The Star & Director Of 'Eighth Grade' On Why People Are Only Now Taking Teen Girls Seriously


Kayla, the lonely 13-year-old protagonist of Bo Burnham's new movie Eighth Grade, would probably never describe herself as hero or a leader — she likely wouldn't even deem herself the star of her own story. Yet to audiences, Kayla is just the latest in a line of teens taking center stage in movies (Lady Bird, The Diary of a Teenage Girl, Edge of Seventeen), on TV (Grown-ish, The Runaways), and even in real life.

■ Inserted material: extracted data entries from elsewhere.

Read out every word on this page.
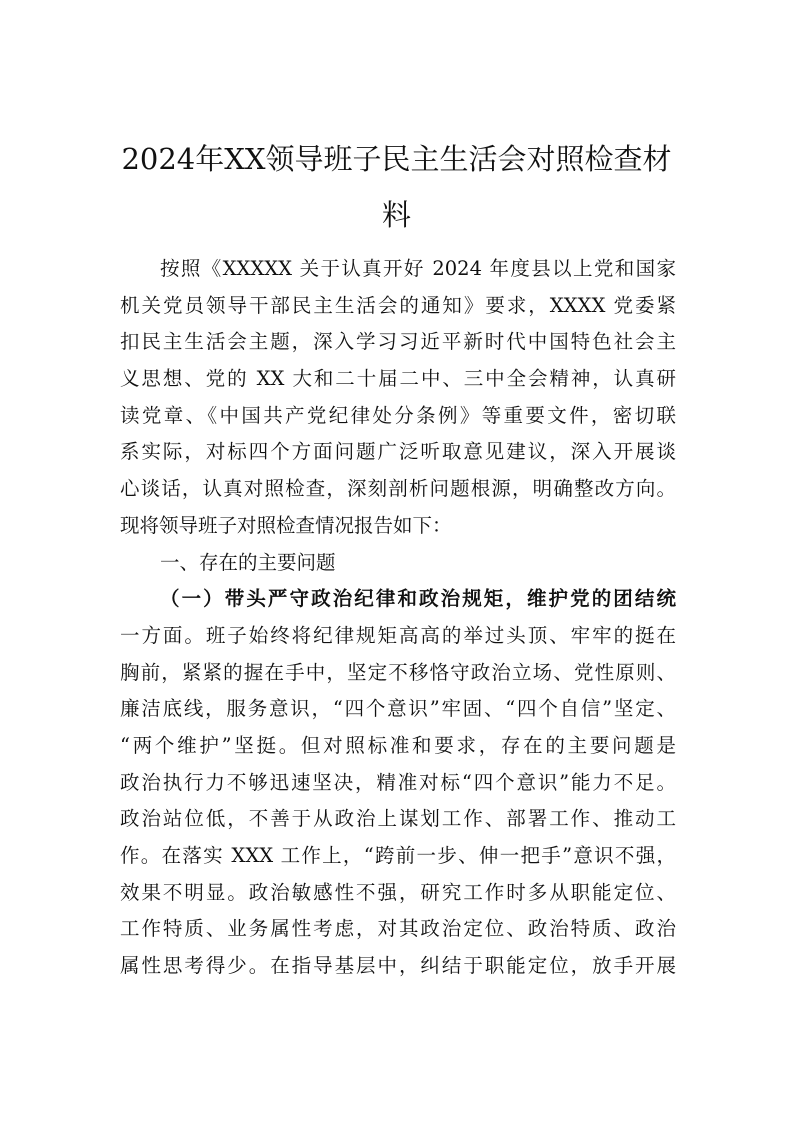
2024年XX领导班子民主生活会对照检查材
料
按照《XXXXX 关于认真开好 2024 年度县以上党和国家
机关党员领导干部民主生活会的通知》要求，XXXX 党委紧
扣民主生活会主题，深入学习习近平新时代中国特色社会主
义思想、党的 XX 大和二十届二中、三中全会精神，认真研
读党章、《中国共产党纪律处分条例》等重要文件，密切联
系实际，对标四个方面问题广泛听取意见建议，深入开展谈
心谈话，认真对照检查，深刻剖析问题根源，明确整改方向。
现将领导班子对照检查情况报告如下：
一、存在的主要问题
（一）带头严守政治纪律和政治规矩，维护党的团结统
一方面。班子始终将纪律规矩高高的举过头顶、牢牢的挺在
胸前，紧紧的握在手中，坚定不移恪守政治立场、党性原则、
廉洁底线，服务意识，“四个意识”牢固、“四个自信”坚定、
“两个维护”坚挺。但对照标准和要求，存在的主要问题是
政治执行力不够迅速坚决，精准对标“四个意识”能力不足。
政治站位低，不善于从政治上谋划工作、部署工作、推动工
作。在落实 XXX 工作上，“跨前一步、伸一把手”意识不强，
效果不明显。政治敏感性不强，研究工作时多从职能定位、
工作特质、业务属性考虑，对其政治定位、政治特质、政治
属性思考得少。在指导基层中，纠结于职能定位，放手开展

These days, it seems, teen girls are in the spotlight — and Eighth Grade star Elsie Fisher, for one, couldn't be happier to finally have that platform.

"With all that’s been going on with shootings [and gun violence across the country], we’ve seen young girls and teens in general rise up and get to speak," says the 15-year-old actor, when we sit down at A24's New York office in June. "There are awful issues going on, but it makes me proud that teens are being given a voice... A lot of teens, for forever, have had opinions and ideas that could help. But now we’re finally being heard."

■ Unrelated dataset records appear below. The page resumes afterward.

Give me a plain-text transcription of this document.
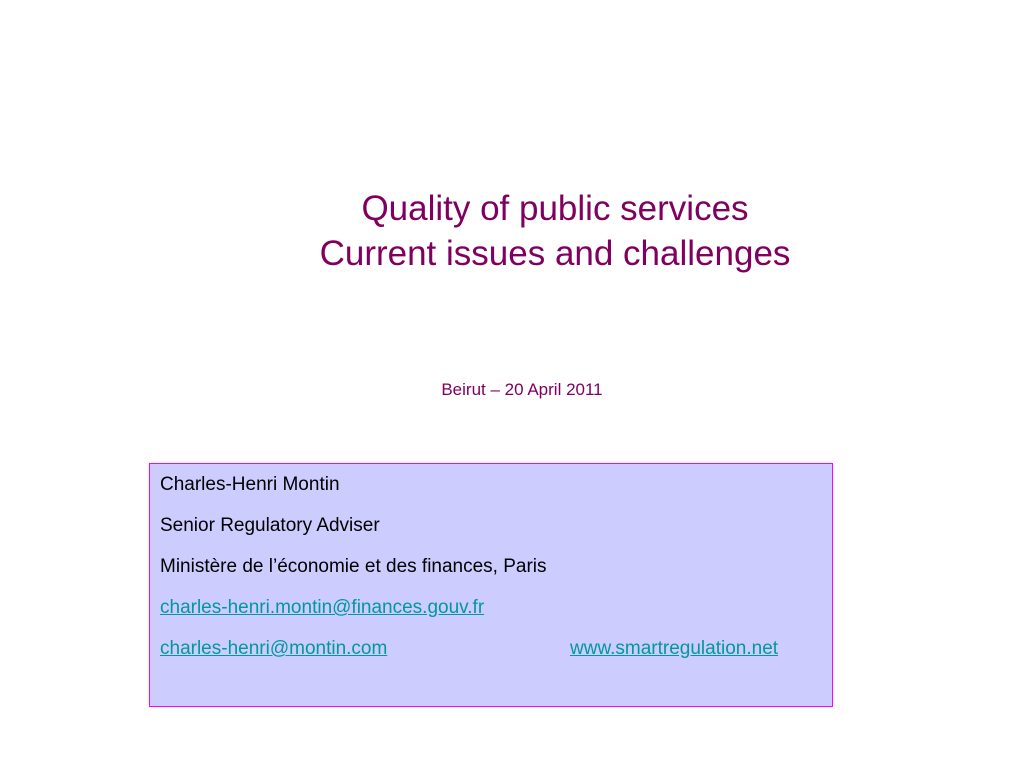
Quality of public services
Current issues and challenges
Beirut – 20 April 2011
Charles-Henri Montin
Senior Regulatory Adviser
Ministère de l’économie et des finances, Paris
charles-henri.montin@finances.gouv.fr
charles-henri@montin.com	www.smartregulation.net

It's true; for the first time in what feels like an eternity, the world seems to be paying closer attention to what teenagers have to say, whether it's on-screen (just look at those Lady Bird box office numbers) or off (already, there are tangible results of the gun control movement led by Emma Gonzalez and her Parkland peers). For once, the words and actions of young adults — especially young women — are not being cast off as inconsequential or unimportant, because both politicians and audience members alike understand that teens can affect real change — and it's about damn time. Says Burnham, "It's really nice that we seem to be in a moment of taking kids seriously."

According to both Fisher and Burnham, a big reason that adolescent girls' voices are being magnified these days is simple: the rise of social media. Through platforms like Twitter, YouTube, and Instagram, teens across the globe are able to share their thoughts on issues big and small, and actually get heard; young public figures like Malala Yousafzai and Yara Shahidi have millions of followers each, while non-famous teens use social media to communicate the details of their lives in a more open, frequent way than ever before.

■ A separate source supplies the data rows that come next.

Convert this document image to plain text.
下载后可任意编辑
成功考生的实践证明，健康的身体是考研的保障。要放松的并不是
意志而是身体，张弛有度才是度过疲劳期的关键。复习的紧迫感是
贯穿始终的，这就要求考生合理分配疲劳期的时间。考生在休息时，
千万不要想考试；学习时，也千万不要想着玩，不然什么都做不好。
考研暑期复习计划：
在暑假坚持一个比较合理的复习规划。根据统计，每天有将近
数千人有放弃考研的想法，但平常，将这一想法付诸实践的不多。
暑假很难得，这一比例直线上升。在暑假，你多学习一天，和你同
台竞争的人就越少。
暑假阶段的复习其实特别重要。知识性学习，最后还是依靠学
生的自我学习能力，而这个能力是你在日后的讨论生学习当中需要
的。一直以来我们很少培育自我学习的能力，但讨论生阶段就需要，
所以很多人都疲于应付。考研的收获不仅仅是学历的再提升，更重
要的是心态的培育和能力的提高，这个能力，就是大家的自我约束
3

"It’s a deep experience for them. It's not like, 'selfie!'" says Burnham, with a laugh. "Everybody thinks it’s like this decorative, vapid thing, and it’s not. It’s very, very meaningful." Adds Fisher, "We’ve become self-aware much younger, and I think that comes along with the internet."

With Eighth Grade, his feature directorial debut in theaters July 13, Burnham portrays the adolescent experience as something worthy of attention and respect, rather than ridicule; Kayla is painfully awkward and sometimes self-absorbed, yes, but she's also kind, curious, and determined to better herself in any way possible. In other words, she's as real a teen girl as it gets, full of contradictions and messing up as often as she succeeds.

"I felt like I could really make a connection with this character who struggled to articulate, because I often struggle to articulate," says Fisher. A lot of times in media, teens are like, 'I know what I’m doing all the time, and I’m very well-spoken, and I’m ready to party.' But, wrong."

Burnham hopes that seeing Kayla's everyday challenges in Eighth Grade will encourage adult viewers to not only take teens more seriously, but to be more empathetic toward their struggles. "I don’t want the movie to be prescriptive or preachy or anything — it’s just like, this is what it feels like and this is what it means," he explains. "For parents with kids on their phone at the dinner table, [think about] the day they had, maybe, that led them to want to be on their phone. Also, take a look around the world. Maybe they don’t want to be off their phone because they don’t want to look up at this sh*tty world. You know what I mean?"

Adds Fisher, "[Parents] went through teenhood and they know what it’s like... hopefully, this will make everyone be a little more understanding and sympathetic." By putting young people's thoughts and concerns in the spotlight and treating them with respect, Eighth Grade might just have a huge impact — and this current "moment" for teen girls will hopefully have no end.